Skiers must be able to swim.

  • The skier must wear a specially constructed life jacket or ski vest, which allows for movement and serves as a flotation device in an injury.
  • For recreational water skiing, calmer waters are desirable, and there must be enough space for the water skier to establish the upright skiing posture securely.
  • You should have at least 200 feet of skiing space, and the water should be at least five to six feet deep. The distance between your towboat and the docks, bathing areas, and the coast should be at least 100 feet.
  • Skiers and their boat drivers must leave ample space to prevent potential risks.
  • When a water skier is being towed, a driver and an observer must be present in the towboat.

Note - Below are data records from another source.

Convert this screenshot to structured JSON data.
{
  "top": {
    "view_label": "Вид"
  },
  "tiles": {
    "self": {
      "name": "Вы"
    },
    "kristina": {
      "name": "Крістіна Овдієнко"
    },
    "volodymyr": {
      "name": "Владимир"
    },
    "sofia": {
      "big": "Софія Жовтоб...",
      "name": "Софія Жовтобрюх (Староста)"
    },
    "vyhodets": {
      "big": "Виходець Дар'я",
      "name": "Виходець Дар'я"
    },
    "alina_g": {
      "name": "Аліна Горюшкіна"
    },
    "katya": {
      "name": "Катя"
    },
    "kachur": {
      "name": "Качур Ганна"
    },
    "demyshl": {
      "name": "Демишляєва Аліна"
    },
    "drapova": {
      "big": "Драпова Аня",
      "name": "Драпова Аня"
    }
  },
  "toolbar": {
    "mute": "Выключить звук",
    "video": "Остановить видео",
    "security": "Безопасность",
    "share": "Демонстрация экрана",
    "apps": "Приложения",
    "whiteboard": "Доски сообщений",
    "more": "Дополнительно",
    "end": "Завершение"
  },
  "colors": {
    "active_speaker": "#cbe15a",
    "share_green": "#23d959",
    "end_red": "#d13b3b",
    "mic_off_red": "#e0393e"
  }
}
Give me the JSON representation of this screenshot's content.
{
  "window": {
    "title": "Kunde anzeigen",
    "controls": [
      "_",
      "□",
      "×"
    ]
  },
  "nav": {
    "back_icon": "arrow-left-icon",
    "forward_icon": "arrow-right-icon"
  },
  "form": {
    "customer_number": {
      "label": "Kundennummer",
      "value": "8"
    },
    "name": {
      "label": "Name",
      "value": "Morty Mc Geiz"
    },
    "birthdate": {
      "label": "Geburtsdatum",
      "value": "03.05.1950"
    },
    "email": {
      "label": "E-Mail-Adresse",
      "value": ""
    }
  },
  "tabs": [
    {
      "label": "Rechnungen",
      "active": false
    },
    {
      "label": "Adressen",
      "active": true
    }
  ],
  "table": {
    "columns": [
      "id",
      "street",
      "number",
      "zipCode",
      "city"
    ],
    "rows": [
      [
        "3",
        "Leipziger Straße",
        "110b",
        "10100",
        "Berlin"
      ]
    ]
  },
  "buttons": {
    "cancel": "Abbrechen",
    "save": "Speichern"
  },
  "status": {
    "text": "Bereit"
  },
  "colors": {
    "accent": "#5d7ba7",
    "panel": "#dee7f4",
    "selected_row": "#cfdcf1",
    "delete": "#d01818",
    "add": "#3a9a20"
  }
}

The driver keeps a steady course and keeps an eye out for obstructions, while the observer keeps an eye on the skier to keep track of their condition.
  • Before being out on the water, the skier and observer should talk about and agree on hand signals for stopping, speeding up, turning, etc.
  • Boat Speeds for Different Water Activities

The chart below shows suggested speeds for various recreational skiing activities:

Activity Boat Speed

Combo Skiing 25 mph

Slalom Skiing 19-36 mph

Shaped Skiing 20-30 mph

Wakeboarding 16-19 mph

Kneeboarding 16-19 mph

Barefooting 30-45 mph

Jump Skiing 24-35 mph

Ski Racing 60-130 mph

Trick Skiing 11-21 mph

Tubing 8-25 mph

Remember that these are recommended speeds for adults of average height and are not intended for minors. A child on two skis will need to travel at 13 to 16 mph, whereas an adult on one ski may need to travel at 36 mph. The ideal speed depends on the skier’s weight, experience level, level of comfort, and the style of skis they are using.